The first invention, for which Max Factor became famous, was the creation of drops on the eyes in 1914. He came up with the idea to melt black wax to apply it on the tips of eye lashes. Afterwards, Max created a new make-up specifically for movies: his cream would be applied in a thin layer and remain moist on the skin.

Max Factor makeup would be used by such celebrities as Charlie Chaplin, Fatty Arbuckle, Buster Keaton and others. Max Factor was becoming more and more successful  in professional circles of the film industry.

In 1918, he put forward the idea of ​​"color harmony." He suggested choosing  cosmetics to match the color of the eyes, hair and skin to create the best effect.

Requirements to makeup changed with the appearance of color cinematography. In 1928, the Factors started improving their color cosmetics.

For his contribution to the development of world cinematography, Max Factor received an "Oscar" from the American Academy of Motion Picture Arts. Soon, almost all Hollywood stars started using Max Factor cosmetics. Among his regular "clients" were Greta Garbo, Vivien Leigh, Clara Bowe, Betty Grable ... At the same time, Max Factor cosmetic products were available not only to film actresses, but also to common  women. Interestingly, it was Max Factor, who invented the pale pink lipstick, the masking pencil, the liquid foundation cream and the round mascara brush.

In 1935, the Factors expanded their business by opening a luxurious salon called Max Factor Makeup Studio in Hollywood. One of the curiosities of the studio was the device known as "beauty calibrator", invented by Max Factor and other beauticians. The device would be put on the head to measure the parameters of the face.
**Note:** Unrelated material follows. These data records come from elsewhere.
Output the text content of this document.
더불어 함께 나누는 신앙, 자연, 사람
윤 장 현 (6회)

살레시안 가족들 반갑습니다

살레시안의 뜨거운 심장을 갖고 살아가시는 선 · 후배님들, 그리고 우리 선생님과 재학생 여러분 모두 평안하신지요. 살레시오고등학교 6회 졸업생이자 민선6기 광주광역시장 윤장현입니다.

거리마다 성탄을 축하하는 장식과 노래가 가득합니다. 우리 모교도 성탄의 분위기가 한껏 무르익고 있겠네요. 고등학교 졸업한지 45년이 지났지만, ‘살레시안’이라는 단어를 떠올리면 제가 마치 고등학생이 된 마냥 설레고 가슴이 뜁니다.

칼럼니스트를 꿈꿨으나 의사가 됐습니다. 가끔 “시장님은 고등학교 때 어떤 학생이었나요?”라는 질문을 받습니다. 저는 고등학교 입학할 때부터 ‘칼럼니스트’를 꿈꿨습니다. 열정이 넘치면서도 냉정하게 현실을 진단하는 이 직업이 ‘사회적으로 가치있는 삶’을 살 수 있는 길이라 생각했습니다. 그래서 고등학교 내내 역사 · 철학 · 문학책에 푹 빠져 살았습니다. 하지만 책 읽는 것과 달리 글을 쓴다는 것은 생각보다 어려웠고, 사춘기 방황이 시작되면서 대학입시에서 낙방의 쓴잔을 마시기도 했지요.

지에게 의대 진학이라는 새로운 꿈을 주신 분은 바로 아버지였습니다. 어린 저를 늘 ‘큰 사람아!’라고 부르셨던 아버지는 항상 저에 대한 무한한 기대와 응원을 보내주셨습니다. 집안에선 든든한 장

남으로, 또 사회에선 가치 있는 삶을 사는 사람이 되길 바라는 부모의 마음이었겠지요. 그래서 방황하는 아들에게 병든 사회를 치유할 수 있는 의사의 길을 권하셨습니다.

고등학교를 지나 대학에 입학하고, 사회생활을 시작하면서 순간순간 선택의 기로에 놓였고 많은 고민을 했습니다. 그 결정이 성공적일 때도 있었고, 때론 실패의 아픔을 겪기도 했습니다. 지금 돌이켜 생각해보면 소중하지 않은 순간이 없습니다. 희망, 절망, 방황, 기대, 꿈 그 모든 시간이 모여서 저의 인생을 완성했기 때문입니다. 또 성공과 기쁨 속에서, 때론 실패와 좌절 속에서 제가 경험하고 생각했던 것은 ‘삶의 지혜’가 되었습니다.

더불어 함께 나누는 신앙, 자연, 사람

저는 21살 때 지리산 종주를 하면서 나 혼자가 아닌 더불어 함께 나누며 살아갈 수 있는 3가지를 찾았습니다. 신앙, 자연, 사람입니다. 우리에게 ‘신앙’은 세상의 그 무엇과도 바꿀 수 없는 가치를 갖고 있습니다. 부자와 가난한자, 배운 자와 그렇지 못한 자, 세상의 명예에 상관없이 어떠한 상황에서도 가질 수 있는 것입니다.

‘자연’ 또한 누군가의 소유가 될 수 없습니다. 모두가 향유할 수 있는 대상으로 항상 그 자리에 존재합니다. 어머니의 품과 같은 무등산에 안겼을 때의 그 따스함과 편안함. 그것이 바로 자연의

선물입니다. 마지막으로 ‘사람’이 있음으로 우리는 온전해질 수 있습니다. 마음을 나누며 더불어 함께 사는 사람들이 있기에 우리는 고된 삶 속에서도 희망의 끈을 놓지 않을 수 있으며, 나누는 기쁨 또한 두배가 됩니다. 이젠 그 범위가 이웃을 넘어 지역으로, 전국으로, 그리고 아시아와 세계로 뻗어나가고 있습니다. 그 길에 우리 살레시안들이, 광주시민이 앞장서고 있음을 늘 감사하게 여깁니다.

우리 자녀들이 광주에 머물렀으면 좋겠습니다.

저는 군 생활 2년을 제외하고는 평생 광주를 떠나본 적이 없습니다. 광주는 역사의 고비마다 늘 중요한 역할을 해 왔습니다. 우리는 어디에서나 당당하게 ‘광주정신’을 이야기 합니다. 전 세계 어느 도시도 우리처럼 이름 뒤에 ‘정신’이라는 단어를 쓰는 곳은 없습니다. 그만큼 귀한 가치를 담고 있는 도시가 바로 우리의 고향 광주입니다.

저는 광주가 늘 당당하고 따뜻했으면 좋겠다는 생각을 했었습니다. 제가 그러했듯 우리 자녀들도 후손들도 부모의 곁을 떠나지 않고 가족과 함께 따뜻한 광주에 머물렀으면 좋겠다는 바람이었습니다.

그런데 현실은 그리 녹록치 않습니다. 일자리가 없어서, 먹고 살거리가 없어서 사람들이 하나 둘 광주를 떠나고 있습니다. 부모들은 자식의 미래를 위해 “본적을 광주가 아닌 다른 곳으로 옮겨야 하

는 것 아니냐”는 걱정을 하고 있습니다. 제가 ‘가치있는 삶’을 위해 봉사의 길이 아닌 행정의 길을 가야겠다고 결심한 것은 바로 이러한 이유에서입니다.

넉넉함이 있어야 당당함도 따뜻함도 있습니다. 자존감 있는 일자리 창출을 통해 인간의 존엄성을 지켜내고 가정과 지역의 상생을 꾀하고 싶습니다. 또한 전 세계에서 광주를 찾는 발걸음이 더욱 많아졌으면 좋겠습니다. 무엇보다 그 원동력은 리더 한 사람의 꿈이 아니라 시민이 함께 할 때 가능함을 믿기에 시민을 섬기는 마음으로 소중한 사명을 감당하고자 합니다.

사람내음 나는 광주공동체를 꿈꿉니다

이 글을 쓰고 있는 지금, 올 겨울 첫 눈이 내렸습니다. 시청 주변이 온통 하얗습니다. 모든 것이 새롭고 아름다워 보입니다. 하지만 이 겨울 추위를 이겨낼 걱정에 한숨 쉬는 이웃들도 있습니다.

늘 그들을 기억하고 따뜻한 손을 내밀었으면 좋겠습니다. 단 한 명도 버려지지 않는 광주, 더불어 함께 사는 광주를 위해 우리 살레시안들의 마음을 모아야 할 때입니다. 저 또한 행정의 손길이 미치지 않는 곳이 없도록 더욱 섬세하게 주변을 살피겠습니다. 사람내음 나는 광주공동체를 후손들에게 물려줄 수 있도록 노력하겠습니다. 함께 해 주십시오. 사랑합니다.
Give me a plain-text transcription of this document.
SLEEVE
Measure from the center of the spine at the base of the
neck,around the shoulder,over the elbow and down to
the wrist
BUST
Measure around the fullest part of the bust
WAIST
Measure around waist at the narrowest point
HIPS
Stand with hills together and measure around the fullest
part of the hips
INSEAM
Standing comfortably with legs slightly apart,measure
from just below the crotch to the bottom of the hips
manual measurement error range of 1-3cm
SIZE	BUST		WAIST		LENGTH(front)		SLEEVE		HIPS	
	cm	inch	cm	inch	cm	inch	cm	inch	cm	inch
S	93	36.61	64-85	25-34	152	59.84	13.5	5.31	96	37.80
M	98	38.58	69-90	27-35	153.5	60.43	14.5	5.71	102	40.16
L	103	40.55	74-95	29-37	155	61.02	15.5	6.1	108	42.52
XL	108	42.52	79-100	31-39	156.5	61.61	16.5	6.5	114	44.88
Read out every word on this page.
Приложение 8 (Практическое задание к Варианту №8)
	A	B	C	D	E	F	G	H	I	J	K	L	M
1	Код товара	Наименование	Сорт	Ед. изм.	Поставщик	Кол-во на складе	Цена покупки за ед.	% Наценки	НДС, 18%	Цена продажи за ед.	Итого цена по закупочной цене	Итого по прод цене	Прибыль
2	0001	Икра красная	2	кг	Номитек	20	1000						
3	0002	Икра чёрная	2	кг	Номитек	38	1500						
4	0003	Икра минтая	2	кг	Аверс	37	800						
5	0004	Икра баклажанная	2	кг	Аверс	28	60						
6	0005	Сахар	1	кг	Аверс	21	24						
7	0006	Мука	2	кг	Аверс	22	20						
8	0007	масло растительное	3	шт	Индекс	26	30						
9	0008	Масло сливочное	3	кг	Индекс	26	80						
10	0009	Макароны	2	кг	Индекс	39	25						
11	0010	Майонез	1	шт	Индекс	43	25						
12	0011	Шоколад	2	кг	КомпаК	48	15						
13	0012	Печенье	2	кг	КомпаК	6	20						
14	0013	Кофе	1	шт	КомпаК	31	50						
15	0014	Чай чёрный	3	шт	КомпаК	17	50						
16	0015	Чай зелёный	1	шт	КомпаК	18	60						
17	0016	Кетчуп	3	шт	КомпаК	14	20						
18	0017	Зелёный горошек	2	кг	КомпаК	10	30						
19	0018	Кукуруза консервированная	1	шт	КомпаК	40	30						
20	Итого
Another innovative product that Max Factor invented was pressed makeup for color films. The product was available in round tins, for which it was nicknamed pancake. Unlike other cosmetics, the makeup did not have a reflecting effect, would be applied on skin smoothly and was available in all colors.

Max Factor died in 1938, leaving the legacy of a giant cosmetics empire to his children. In 1946, his son  Francis, who had changed his name to Max Factor Jr., patented the formula of a new makeup product for television, the work on which was started in 1932. The Factor sons also invented indelible makeup for  filming in the water, the waterproof mascara and the body paint.

In 1991, Max Factor Limited became part of Procter & Gamble. However, the Max Factor brand is still popular. Seventy percent of Russian women admit that they have used Max Factor cosmetic products at least once.  Max Factor remains the official supplier of decorative cosmetics for Hollywood to this day.